All these men have promised to lead a national revival through the force of their personalities and their willingness to ignore liberal niceties. In many cases, the promise of decisive leadership is backed up by a willingness — sometimes explicit, sometimes implied — to use illegal violence against enemies of the state.

“Duterte Harry” has played up his links with vigilante gangs. Mr Putin’s use of brutal tactics in the second Chechen war was well known to Russian voters. Mr Modi’s alleged role in a 2002 massacre in his home state of Gujarat was sufficiently controversial to get him banned from the US for many years.

Mr Sisi secured his grip on power with a massacre on the streets of Cairo. And, even in the law-governed US, Mr Trump has promised to torture terrorists and murder their family members.

Strongman leadership usually goes hand-in-hand with extreme sensitivity to criticism. In both the Putin and Xi presidencies there have been crackdowns on freedom of speech. In Turkey, Mr Erdogan has sued almost 2,000 people for defamation. Mr Trump misses few opportunities to insult the media and has said that he would like to make it easier for politicians to sue the press.

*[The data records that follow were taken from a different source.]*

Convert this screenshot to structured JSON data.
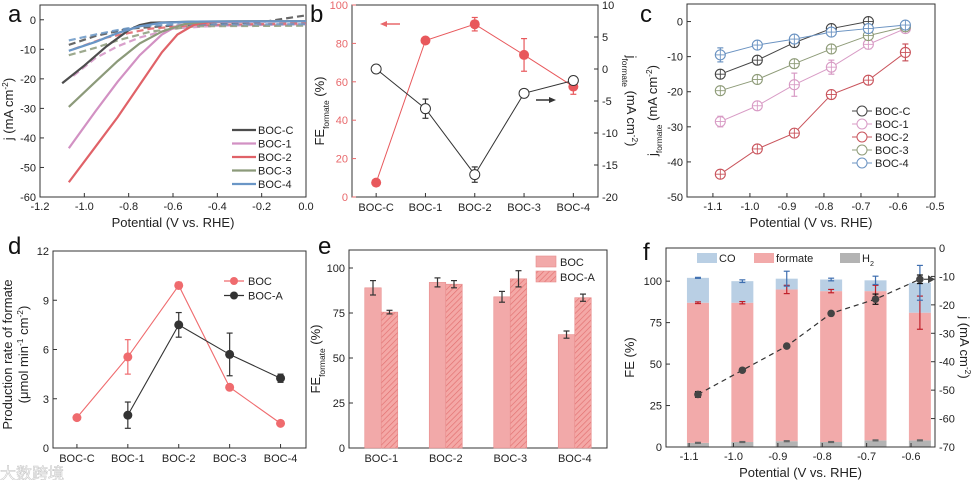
{
  "panel_labels": [
    "a",
    "b",
    "c",
    "d",
    "e",
    "f"
  ],
  "watermark": "大数跨境",
  "chart_data": [
    {
      "panel": "a",
      "type": "line",
      "xlabel": [
        {
          "t": "Potential (V vs. RHE)"
        }
      ],
      "ylabel": [
        {
          "t": "j (mA cm"
        },
        {
          "t": "-2",
          "sup": true
        },
        {
          "t": ")"
        }
      ],
      "xlim": [
        -1.2,
        0
      ],
      "ylim": [
        -60,
        5
      ],
      "xticks": [
        -1.2,
        -1.0,
        -0.8,
        -0.6,
        -0.4,
        -0.2,
        0.0
      ],
      "xtick_labels": [
        "-1.2",
        "-1.0",
        "-0.8",
        "-0.6",
        "-0.4",
        "-0.2",
        "0.0"
      ],
      "yticks": [
        -60,
        -50,
        -40,
        -30,
        -20,
        -10,
        0
      ],
      "ytick_labels": [
        "-60",
        "-50",
        "-40",
        "-30",
        "-20",
        "-10",
        "0"
      ],
      "legend": "bottom-right",
      "series": [
        {
          "name": "BOC-C",
          "color": "#4d4d4d",
          "solid": [
            [
              -1.1,
              -21.5
            ],
            [
              -1.0,
              -15.5
            ],
            [
              -0.9,
              -9
            ],
            [
              -0.8,
              -3.5
            ],
            [
              -0.75,
              -1.8
            ],
            [
              -0.7,
              -1
            ],
            [
              -0.5,
              -0.6
            ],
            [
              0,
              -0.5
            ]
          ],
          "dashed": [
            [
              -1.07,
              -8.5
            ],
            [
              -0.95,
              -5.5
            ],
            [
              -0.8,
              -3
            ],
            [
              -0.6,
              -2
            ],
            [
              -0.4,
              -1.5
            ],
            [
              -0.2,
              -0.8
            ],
            [
              0,
              1.5
            ]
          ]
        },
        {
          "name": "BOC-1",
          "color": "#d291c3",
          "solid": [
            [
              -1.07,
              -43.5
            ],
            [
              -0.95,
              -31
            ],
            [
              -0.85,
              -21
            ],
            [
              -0.75,
              -12
            ],
            [
              -0.65,
              -5
            ],
            [
              -0.58,
              -2
            ],
            [
              -0.5,
              -0.8
            ],
            [
              0,
              -0.5
            ]
          ],
          "dashed": [
            [
              -1.05,
              -19
            ],
            [
              -0.95,
              -13
            ],
            [
              -0.85,
              -9
            ],
            [
              -0.75,
              -6
            ],
            [
              -0.6,
              -3
            ],
            [
              -0.4,
              -2
            ],
            [
              0,
              -1.5
            ]
          ]
        },
        {
          "name": "BOC-2",
          "color": "#e06268",
          "solid": [
            [
              -1.07,
              -55
            ],
            [
              -0.95,
              -43
            ],
            [
              -0.85,
              -33
            ],
            [
              -0.75,
              -22
            ],
            [
              -0.65,
              -11
            ],
            [
              -0.58,
              -5
            ],
            [
              -0.5,
              -1.5
            ],
            [
              -0.4,
              -0.6
            ],
            [
              0,
              -0.5
            ]
          ],
          "dashed": [
            [
              -1.05,
              -10
            ],
            [
              -0.9,
              -6
            ],
            [
              -0.7,
              -3
            ],
            [
              -0.5,
              -1.8
            ],
            [
              0,
              -1.2
            ]
          ]
        },
        {
          "name": "BOC-3",
          "color": "#8c9a7a",
          "solid": [
            [
              -1.07,
              -29.5
            ],
            [
              -0.95,
              -21
            ],
            [
              -0.85,
              -14
            ],
            [
              -0.75,
              -8
            ],
            [
              -0.65,
              -4
            ],
            [
              -0.55,
              -1.5
            ],
            [
              -0.45,
              -0.6
            ],
            [
              0,
              -0.5
            ]
          ],
          "dashed": [
            [
              -1.07,
              -12
            ],
            [
              -0.95,
              -9.5
            ],
            [
              -0.85,
              -7
            ],
            [
              -0.7,
              -4
            ],
            [
              -0.5,
              -2.2
            ],
            [
              0,
              -2
            ]
          ]
        },
        {
          "name": "BOC-4",
          "color": "#6a96c6",
          "solid": [
            [
              -1.07,
              -10.5
            ],
            [
              -0.95,
              -7.5
            ],
            [
              -0.85,
              -4.5
            ],
            [
              -0.75,
              -2.2
            ],
            [
              -0.65,
              -1
            ],
            [
              -0.5,
              -0.6
            ],
            [
              0,
              -0.5
            ]
          ],
          "dashed": [
            [
              -1.07,
              -7
            ],
            [
              -0.95,
              -5
            ],
            [
              -0.85,
              -3.5
            ],
            [
              -0.75,
              -2.2
            ],
            [
              -0.6,
              -1.6
            ],
            [
              0,
              -1.5
            ]
          ]
        }
      ]
    },
    {
      "panel": "b",
      "type": "line",
      "categories": [
        "BOC-C",
        "BOC-1",
        "BOC-2",
        "BOC-3",
        "BOC-4"
      ],
      "ylabel": [
        {
          "t": "FE"
        },
        {
          "t": "formate",
          "sub": true
        },
        {
          "t": " (%)"
        }
      ],
      "y2label": [
        {
          "t": "j"
        },
        {
          "t": "formate",
          "sub": true
        },
        {
          "t": " (mA cm"
        },
        {
          "t": "-2",
          "sup": true
        },
        {
          "t": ")"
        }
      ],
      "ylim": [
        0,
        100
      ],
      "y2lim": [
        -20,
        10
      ],
      "yticks": [
        0,
        20,
        40,
        60,
        80,
        100
      ],
      "ytick_labels": [
        "0",
        "20",
        "40",
        "60",
        "80",
        "100"
      ],
      "y2ticks": [
        -20,
        -15,
        -10,
        -5,
        0,
        5,
        10
      ],
      "y2tick_labels": [
        "-20",
        "-15",
        "-10",
        "-5",
        "0",
        "5",
        "10"
      ],
      "fe": {
        "values": [
          7.5,
          81.5,
          90,
          74,
          57.5
        ],
        "errors": [
          0.5,
          1,
          3.5,
          8.5,
          4
        ],
        "color": "#e8585c"
      },
      "j": {
        "values": [
          0,
          -6.2,
          -16.5,
          -3.8,
          -1.8
        ],
        "errors": [
          0.3,
          1.5,
          1.2,
          0.4,
          0.4
        ],
        "color": "#333333"
      }
    },
    {
      "panel": "c",
      "type": "line",
      "xlabel": [
        {
          "t": "Potential (V vs. RHE)"
        }
      ],
      "ylabel": [
        {
          "t": "j"
        },
        {
          "t": "formate",
          "sub": true
        },
        {
          "t": " (mA cm"
        },
        {
          "t": "-2",
          "sup": true
        },
        {
          "t": ")"
        }
      ],
      "xlim": [
        -1.17,
        -0.5
      ],
      "ylim": [
        -50,
        5
      ],
      "xticks": [
        -1.1,
        -1.0,
        -0.9,
        -0.8,
        -0.7,
        -0.6,
        -0.5
      ],
      "xtick_labels": [
        "-1.1",
        "-1.0",
        "-0.9",
        "-0.8",
        "-0.7",
        "-0.6",
        "-0.5"
      ],
      "yticks": [
        -50,
        -40,
        -30,
        -20,
        -10,
        0
      ],
      "ytick_labels": [
        "-50",
        "-40",
        "-30",
        "-20",
        "-10",
        "0"
      ],
      "x": [
        -1.08,
        -0.98,
        -0.88,
        -0.78,
        -0.68,
        -0.58
      ],
      "legend": "center-right",
      "series": [
        {
          "name": "BOC-C",
          "color": "#444444",
          "values": [
            -15,
            -11,
            -6,
            -2,
            0,
            null
          ],
          "errors": [
            0.8,
            0.8,
            0.8,
            0.8,
            0.8,
            0
          ]
        },
        {
          "name": "BOC-1",
          "color": "#d89bc5",
          "values": [
            -28.5,
            -24,
            -18,
            -13,
            -6.5,
            -2
          ],
          "errors": [
            1.5,
            1.2,
            3.3,
            2,
            1.3,
            0.5
          ]
        },
        {
          "name": "BOC-2",
          "color": "#c9545c",
          "values": [
            -43.5,
            -36.3,
            -31.8,
            -20.8,
            -16.7,
            -8.8
          ],
          "errors": [
            0.8,
            0.8,
            0.8,
            0.8,
            0.8,
            2.4
          ]
        },
        {
          "name": "BOC-3",
          "color": "#8e9b78",
          "values": [
            -19.7,
            -16.5,
            -12,
            -7.8,
            -4,
            -1.5
          ],
          "errors": [
            0.8,
            0.8,
            0.8,
            0.8,
            0.8,
            0.5
          ]
        },
        {
          "name": "BOC-4",
          "color": "#6b93c2",
          "values": [
            -9.5,
            -6.7,
            -5,
            -3,
            -2,
            -1
          ],
          "errors": [
            2,
            0.8,
            0.8,
            0.8,
            0.8,
            0.5
          ]
        }
      ]
    },
    {
      "panel": "d",
      "type": "line",
      "categories": [
        "BOC-C",
        "BOC-1",
        "BOC-2",
        "BOC-3",
        "BOC-4"
      ],
      "ylabel": [
        {
          "t": "Production rate of formate"
        }
      ],
      "ylabel2": [
        {
          "t": "(μmol min"
        },
        {
          "t": "-1",
          "sup": true
        },
        {
          "t": " cm"
        },
        {
          "t": "-2",
          "sup": true
        },
        {
          "t": ")"
        }
      ],
      "ylim": [
        0,
        12
      ],
      "yticks": [
        0,
        3,
        6,
        9,
        12
      ],
      "ytick_labels": [
        "0",
        "3",
        "6",
        "9",
        "12"
      ],
      "legend": "top-right",
      "series": [
        {
          "name": "BOC",
          "color": "#ef6b6e",
          "values": [
            1.85,
            5.55,
            9.9,
            3.7,
            1.5
          ],
          "errors": [
            0.1,
            1.05,
            0.2,
            0.1,
            0.15
          ]
        },
        {
          "name": "BOC-A",
          "color": "#333333",
          "values": [
            null,
            2.0,
            7.5,
            5.7,
            4.25
          ],
          "errors": [
            0,
            0.8,
            0.75,
            1.3,
            0.25
          ]
        }
      ]
    },
    {
      "panel": "e",
      "type": "bar",
      "categories": [
        "BOC-1",
        "BOC-2",
        "BOC-3",
        "BOC-4"
      ],
      "ylabel": [
        {
          "t": "FE"
        },
        {
          "t": "formate",
          "sub": true
        },
        {
          "t": " (%)"
        }
      ],
      "ylim": [
        0,
        110
      ],
      "yticks": [
        0,
        25,
        50,
        75,
        100
      ],
      "ytick_labels": [
        "0",
        "25",
        "50",
        "75",
        "100"
      ],
      "legend": "top-right",
      "series": [
        {
          "name": "BOC",
          "color": "#f2a9a9",
          "hatched": false,
          "values": [
            89,
            92,
            84,
            63
          ],
          "errors": [
            4,
            2.5,
            3,
            2
          ]
        },
        {
          "name": "BOC-A",
          "color": "#f2a0a0",
          "hatched": true,
          "values": [
            75.5,
            91,
            94,
            83.5
          ],
          "errors": [
            1,
            2,
            4.5,
            2
          ]
        }
      ]
    },
    {
      "panel": "f",
      "type": "bar",
      "xlabel": [
        {
          "t": "Potential (V vs. RHE)"
        }
      ],
      "ylabel": [
        {
          "t": "FE (%)"
        }
      ],
      "y2label": [
        {
          "t": "j (mA cm"
        },
        {
          "t": "-2",
          "sup": true
        },
        {
          "t": ")"
        }
      ],
      "xlim": [
        -1.152,
        -0.546
      ],
      "ylim": [
        0,
        120
      ],
      "y2lim": [
        -70,
        0
      ],
      "x": [
        -1.08,
        -0.98,
        -0.88,
        -0.78,
        -0.68,
        -0.58
      ],
      "xticks": [
        -1.1,
        -1.0,
        -0.9,
        -0.8,
        -0.7,
        -0.6
      ],
      "xtick_labels": [
        "-1.1",
        "-1.0",
        "-0.9",
        "-0.8",
        "-0.7",
        "-0.6"
      ],
      "yticks": [
        0,
        25,
        50,
        75,
        100
      ],
      "ytick_labels": [
        "0",
        "25",
        "50",
        "75",
        "100"
      ],
      "y2ticks": [
        -70,
        -60,
        -50,
        -40,
        -30,
        -20,
        -10,
        0
      ],
      "y2tick_labels": [
        "-70",
        "-60",
        "-50",
        "-40",
        "-30",
        "-20",
        "-10",
        "0"
      ],
      "legend": "top",
      "stack": [
        {
          "name": [
            {
              "t": "H"
            },
            {
              "t": "2",
              "sub": true
            }
          ],
          "color": "#b3b3b3",
          "errcolor": "#666666",
          "values": [
            2.5,
            3,
            3.5,
            3,
            4,
            4
          ],
          "errors": [
            0.3,
            0.3,
            0.3,
            0.3,
            0.3,
            0.3
          ]
        },
        {
          "name": [
            {
              "t": "formate"
            }
          ],
          "color": "#f2aaaa",
          "errcolor": "#c0202a",
          "values": [
            84.5,
            84,
            91.5,
            91,
            90,
            77
          ],
          "errors": [
            0.5,
            0.7,
            2.5,
            1,
            3.5,
            10
          ]
        },
        {
          "name": [
            {
              "t": "CO"
            }
          ],
          "color": "#b9cfe4",
          "errcolor": "#3f6fb0",
          "values": [
            15,
            13,
            6.5,
            7,
            6.5,
            18
          ],
          "errors": [
            0.3,
            0.8,
            4.5,
            0.8,
            2.5,
            10.5
          ]
        }
      ],
      "j": {
        "values": [
          -51.5,
          -43,
          -34.5,
          -23,
          -18,
          -11
        ],
        "errors": [
          1,
          0.3,
          0.5,
          0.5,
          1.8,
          1.5
        ],
        "color": "#333333"
      }
    }
  ]
}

Typically, strongman leaders trade on feelings of insecurity, fear and frustration. Mr Putin and Mr Erdogan have portrayed Russia and Turkey as surrounded by enemies. Mr Sisi has promised to rescue Egypt from terrorism. Mr Xi and Mr Modi have capitalised on ordinary people’s frustrations with corruption and inequality. The Trump campaign has incorporated elements of all these themes, promising to reverse national decline and get tough with criminals and foreigners.

At a time when Barack Obama, the US president, and Angela Merkel, the German chancellor, are both cautious, deliberative internationalists, the risk-taking nationalism of Mr Putin has attracted admirers in China, the Arab world and even the west.

Mr Trump and Mr Putin seem to have formed something of a mutual admiration society. Strongman leaders often get on very well — at least initially. But because their relationships are based on a shared style and swagger, rather than underlying principle, they also often fall out spectacularly.

Mr Erdogan used to have close relationships with Mr Putin and with President Bashar al-Assad of Syria but these have turned into bitter enmities. Further back in history, the 1939 pact between Hitler and Stalin gave way within two years to war between Germany and the Soviet Union.

The alarming truth is that the impact of strongman leaders is rarely confined within national borders. All too often, the undercurrent of violence that they introduce into domestic politics spills over on to the international stage.